Some top successful U.S. companies in the sharing economy include Airbnb (home and room rental service for travelers), DogVacay (network of pet sitters at home), RelayRides and Getaround (car rental service), Lyft (ride-hailing service), Liquid (bike rental service), and Fon (global WiFi network).
In Korea, services for the sharing economy such as accommodation, ride-hailing and office sharing are being introduced, and many Koreans registered with Airbnb rent out their houses to others in return for payment.
In these circumstances, the following issues arise in connection with the sharing economy structure: i) if a person rents out his/her house on Airbnb and receives lodging charges in return, should he/she pay tax on that income?; and ii) if so, what kind of tax will be imposed?
The Value-Added Tax Act of Korea stipulates: an entrepreneur is defined as a person who supplies goods or services independently for business and shall be liable to pay value-added tax. As an act of allowing customers to use facilities is classified as the provision of services, value-added tax shall be imposed on such a service. An entrepreneur starting a new business shall file an application for business registration with the tax office within 20 days from the commencement of such activities.
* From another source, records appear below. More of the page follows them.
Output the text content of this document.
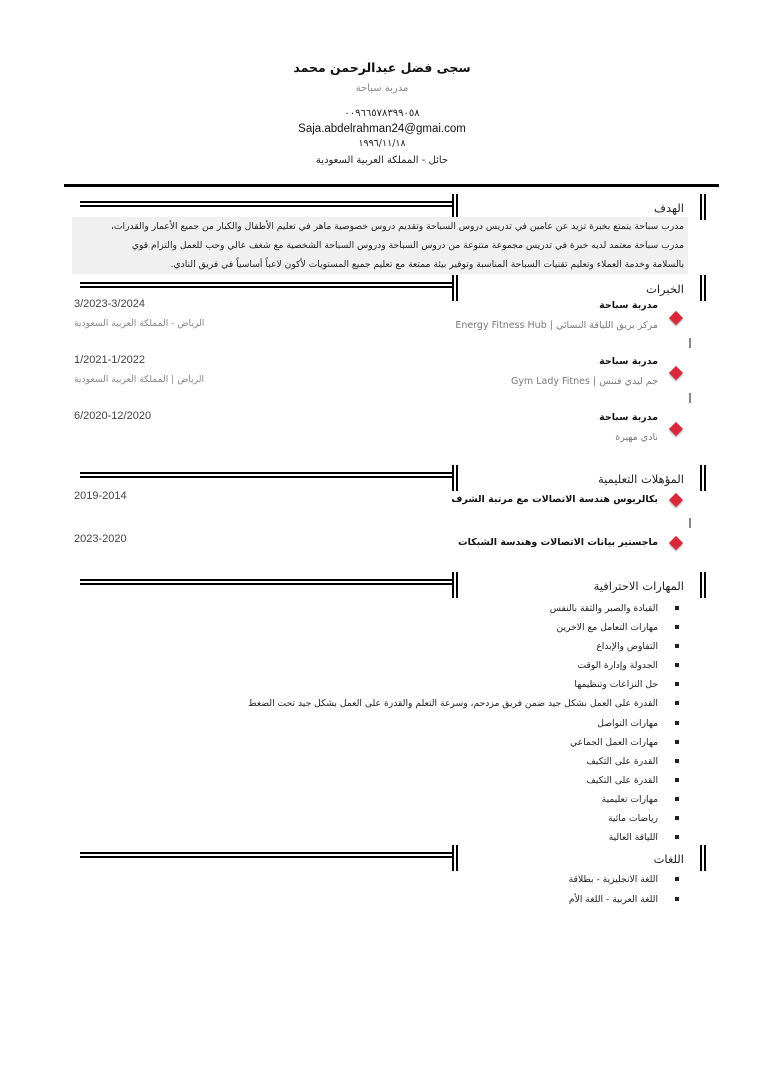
سجى فضل عبدالرحمن محمد
مدربة سباحة
٠٠٩٦٦٥٧٨٣٩٩٠٥٨
Saja.abdelrahman24@gmai.com
١٩٩٦/١١/١٨
حائل - المملكة العربية السعودية
الهدف
مدرب سباحة يتمتع بخبرة تزيد عن عامين في تدريس دروس السباحة وتقديم دروس خصوصية ماهر في تعليم الأطفال والكبار من جميع الأعمار والقدرات،
مدرب سباحة معتمد لديه خبرة في تدريس مجموعة متنوعة من دروس السباحة ودروس السباحة الشخصية مع شغف عالي وحب للعمل والتزام قوي
بالسلامة وخدمة العملاء وتعليم تقنيات السباحة المناسبة وتوفير بيئة ممتعة مع تعليم جميع المستويات لأكون لاعباً أساسياً في فريق النادي.
الخبرات
مدربة سباحة
مركز بريق اللياقة النسائي | Energy Fitness Hub
3/2023-3/2024
الرياض - المملكة العربية السعودية
مدربة سباحة
جم ليدي فتنس | Gym Lady Fitnes
1/2021-1/2022
الرياض | المملكة العربية السعودية
مدربة سباحة
نادي مهيرة
6/2020-12/2020
المؤهلات التعليمية
بكالريوس هندسة الاتصالات مع مرتبة الشرف
2019-2014
ماجستير بيانات الاتصالات وهندسة الشبكات
2023-2020
المهارات الاحترافية
القيادة والصبر والثقة بالنفس
مهارات التعامل مع الاخرين
التفاوض والإبداع
الجدولة وإدارة الوقت
حل النزاعات وتنظيمها
القدرة على العمل بشكل جيد ضمن فريق مزدحم، وسرعة التعلم والقدرة على العمل بشكل جيد تحت الضغط
مهارات التواصل
مهارات العمل الجماعي
القدرة على التكيف
القدرة على التكيف
مهارات تعليمية
رياضات مائية
اللياقة العالية
اللغات
اللغة الانجليزية - بطلاقة
اللغة العربية - اللغة الأم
On the other hand, according to the Income Tax Act of Korea, income generated from an accommodation business shall be classified as business income, which shall be taxable.
Given the above tax laws, if a person who rents out their house to others through the sharing economy structure earns income, they shall be deemed to be an entrepreneur supplying rental services independently and shall thus file an application for business registration with the relevant tax office within 20 days from the commencement of services.
In this case, the accommodation provider shall i) collect value-added tax from customers (10 percent of the accommodation charge) and report and pay it to the taxation authorities, and ii) aggregate income from the accommodation business with other forms of income to pay income tax and local income tax.
However, if the rental income earned in one year does not exceed KRW 24 million, the entrepreneur may be exempt from value-added tax, and if the house is in a designated farming or fishing village and the rental income is KRW 30 million or less per annum, such income shall be deemed as a farmhouse’s supplemental income, exempt from income tax.
What if a person running a lodging business with his/her own house has not filed an application for business registration, or has failed to report or pay value-added tax or income tax? The tax laws stipulate that an additional burden, such as penalty taxes, shall be imposed.
Official statistical data are yet to be established to show that people engaging in a house rental business on Airbnb are, or have been, paying taxes on their rental income in good faith. Only several news articles indicate complaints against some entrepreneurs who are running such businesses in the sharing economy for taking no measures required for business registration or tax returns. Every income entails taxes at all times. This is the truth that applies even to the sharing economy, with no exception.